OUR DISTRICT ACTIVITIES
Conservation districts are political subdivisions of the state organized under the Colorado Soil Conservation Act Colorado Revised Statutes CRS 35-70-101 through 35-70-122 designed to coordinate assistance from all available sources—public and private, local, state and federal—to develop locally-driven solutions to natural resources concerns. They provide technical assistance and tools to manage and protect land and water resources in U.S. states and insular areas. There are more than 3,000 in the United States. Depending on the state, they may also be known as soil and water conservation districts, soil conservation districts, resource conservation districts, or other similar names.
Conservation districts are governed by a board of 5-11 unpaid, ELECTED supervisors that have important roles as local conservation leaders to effectively nurture conservation in communities across the State. The supervisors are local landowners (or their designee per CRS 35-70-107) and serve as volunteers without pay. Each district also has one paid manager to handle administrative requirements and support the programs selected by the districts’ Boards of Directors.
Deer Trail Conservation District and East Adams Conservation District operate independently with separate Supervisors and Boards, but have chosen to join together on projects and programs where their combined resources can ensure or accelerate success. This web site is one of those programs.
Our districts have many working partners that help us achieve our goals, some of those key partners are the federally funded Natural Resources Conservation Service and Farm Service Agency, and Adams County Extension through CSU.

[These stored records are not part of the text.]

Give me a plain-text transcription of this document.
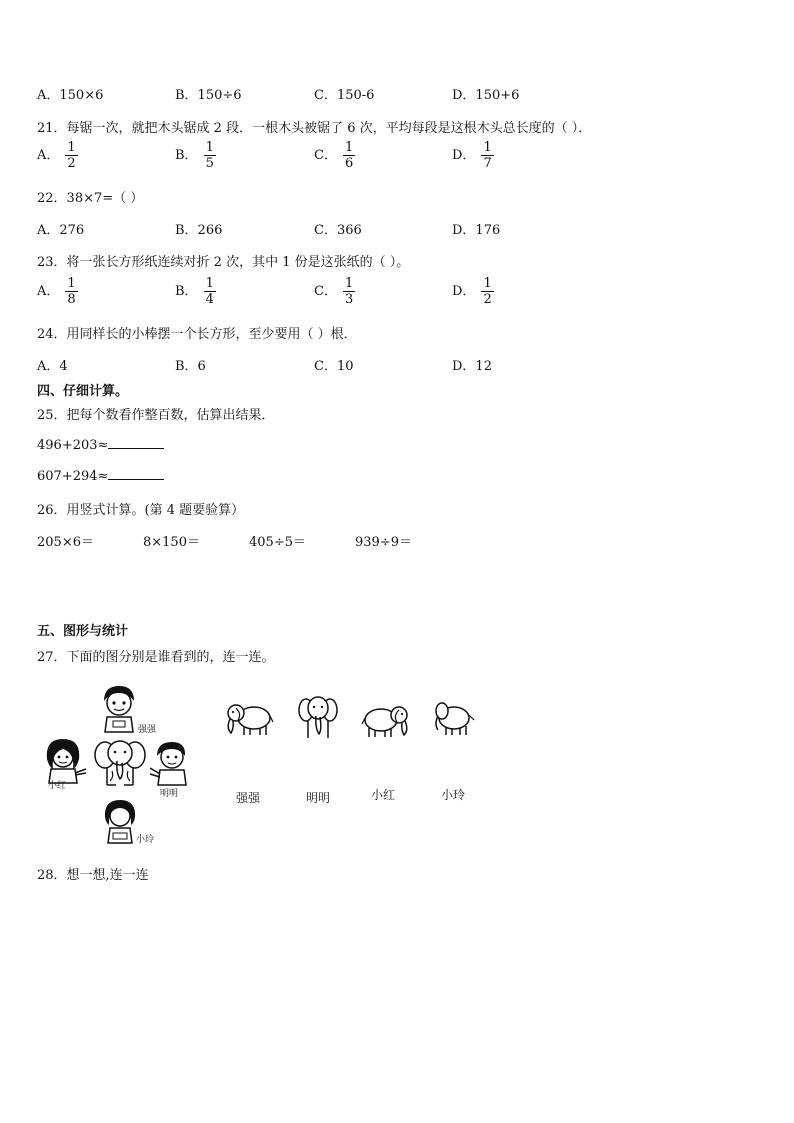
A．150×6	B．150÷6	C．150-6	D．150+6
21．每锯一次，就把木头锯成 2 段．一根木头被锯了 6 次，平均每段是这根木头总长度的（ ）．
A． $\frac{1}{2}$	B． $\frac{1}{5}$	C． $\frac{1}{6}$	D． $\frac{1}{7}$
22．38×7=（ ）
A．276	B．266	C．366	D．176
23．将一张长方形纸连续对折 2 次，其中 1 份是这张纸的（ ）。
A． $\frac{1}{8}$	B． $\frac{1}{4}$	C． $\frac{1}{3}$	D． $\frac{1}{2}$
24．用同样长的小棒摆一个长方形，至少要用（ ）根．
A．4	B．6	C．10	D．12
四、仔细计算。
25．把每个数看作整百数，估算出结果．
496+203≈
607+294≈
26．用竖式计算。(第 4 题要验算）
205×6＝	8×150＝	405÷5＝	939÷9＝
五、图形与统计
27．下面的图分别是谁看到的，连一连。
强强
小红
明明
小玲
强强	明明	小红	小玲
28．想一想,连一连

The original Deer Trail Soil Conservation District was established by a referendum and certificate of organization issued by the Colorado Secretary of State on September 15, 1943.
The original East Adams Soil Conservation District was established by a referendum and certificate of organization issued by the Colorado Secretary of State on February 15, 1951.
The original goal of the District was to protect soil and prevent soil erosion after experiencing the devastating effects of the dust bowl. The District provides representation for all private and public landowners in their designated area. The importance of water came years later with the growth in population and an obvious decrease in the water table. In 2003 the word “Soil” was removed from the name of the District to expand the importance of conservation to all natural resources in the District.
The District is governed by a Board of Supervisors composed of five landowners. Members of the Board are elected at a public election held on the first Tuesday of May in even numbered years. Two members are elected for four-year terms one election years and three members are elected for four-year terms on the next election year.